Suppose that 50 people answered the question (each item). I want to know if there is difference between the influence of the "factors" team size, members personality, members technical expertise and collective ownership on the "factor" development team teamwork.

I thought about comparing the medians of the four samples (items a), b), c) and d)). That is why I thought about using Kruskal-Wallis. The biggest issue I saw about using this technique is that I have the same group of people for the items. I saw that some people say that you need to have different groups of people for each alternative in order to compare the alternatives (samples must be independent) using Kruskal-Wallis. So, my question is: can I consider the samples independent? It is the same group of people, but they are evaluating different things. If I can't consider the samples independent, could I use Friedman ANOVA by Ranks and consider the samples paired?
 

CB

Super Moderator
#4
Supposed I have a survey composed of one question:

Question -> What is the influence of the following factors on the factor "Development team teamwork":

a) Team size
b) Members personality
c) Members technical expertise
d) Collective ownership

For each item, the participant would answer with an integer from 1 to 5 (1 - very low influence,..., 5 very high influence).

Suppose that 50 people answered the question (each item). I want to know if there is difference between the influence of the "factors" team size, members personality, members technical expertise and collective ownership on the "factor" development team teamwork.
Thanks for the added info! :) I want to stress something here though: Your data does not permit you to assess the influence of team size, members personality etc on development team teamwork. It only allows you to investigate your participants beliefs about the influence these variables have. That is a pretty crucial distinction to keep in mind for your write-up. Assessing the actual causal influence of these IV's on your DV would require something closer to an experimental design.

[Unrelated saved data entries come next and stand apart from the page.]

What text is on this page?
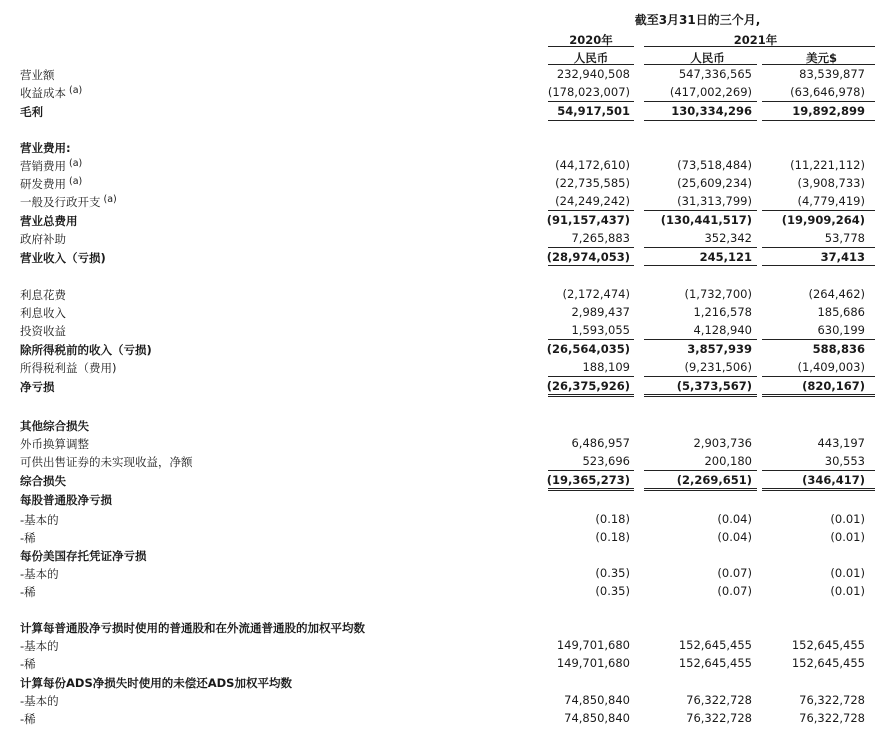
截至3月31日的三个月,
2020年	2021年
人民币	人民币	美元$
营业额	232,940,508	547,336,565	83,539,877
收益成本 $^{(a)}$	(178,023,007)	(417,002,269)	(63,646,978)
毛利	54,917,501	130,334,296	19,892,899
营业费用:
营销费用 $^{(a)}$	(44,172,610)	(73,518,484)	(11,221,112)
研发费用 $^{(a)}$	(22,735,585)	(25,609,234)	(3,908,733)
一般及行政开支 $^{(a)}$	(24,249,242)	(31,313,799)	(4,779,419)
营业总费用	(91,157,437)	(130,441,517)	(19,909,264)
政府补助	7,265,883	352,342	53,778
营业收入（亏损)	(28,974,053)	245,121	37,413
利息花费	(2,172,474)	(1,732,700)	(264,462)
利息收入	2,989,437	1,216,578	185,686
投资收益	1,593,055	4,128,940	630,199
除所得税前的收入（亏损)	(26,564,035)	3,857,939	588,836
所得税利益（费用)	188,109	(9,231,506)	(1,409,003)
净亏损	(26,375,926)	(5,373,567)	(820,167)
其他综合损失
外币换算调整	6,486,957	2,903,736	443,197
可供出售证券的未实现收益，净额	523,696	200,180	30,553
综合损失	(19,365,273)	(2,269,651)	(346,417)
每股普通股净亏损
-基本的	(0.18)	(0.04)	(0.01)
-稀	(0.18)	(0.04)	(0.01)
每份美国存托凭证净亏损
-基本的	(0.35)	(0.07)	(0.01)
-稀	(0.35)	(0.07)	(0.01)
计算每普通股净亏损时使用的普通股和在外流通普通股的加权平均数
-基本的	149,701,680	152,645,455	152,645,455
-稀	149,701,680	152,645,455	152,645,455
计算每份ADS净损失时使用的未偿还ADS加权平均数
-基本的	74,850,840	76,322,728	76,322,728
-稀	74,850,840	76,322,728	76,322,728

I thought about comparing the medians of the four samples (items a), b), c) and d)). That is why I thought about using Kruskal-Wallis. The biggest issue I saw about using this technique is that I have the same group of people for the items. I saw that some people say that you need to have different groups of people for each alternative in order to compare the alternatives (samples must be independent) using Kruskal-Wallis. So, my question is: can I consider the samples independent? It is the same group of people, but they are evaluating different things. If I can't consider the samples independent, could I use Friedman ANOVA by Ranks and consider the samples paired?
I think you are correct in saying the samples are not independent. A Friedman test sounds sensible. I can't seem to find a source giving a decent definition of the null hypothesis of this test (other than vague statements about the null being of "no differences"), but be careful about this... I suspect the same issue of the test only being a test for differences in medians when distributions are identical over the different "subsamples" applies here as well as for the Kruskal-Wallis test. I believe SPSS has some nonparametric tests more specifically looking for differences in medians.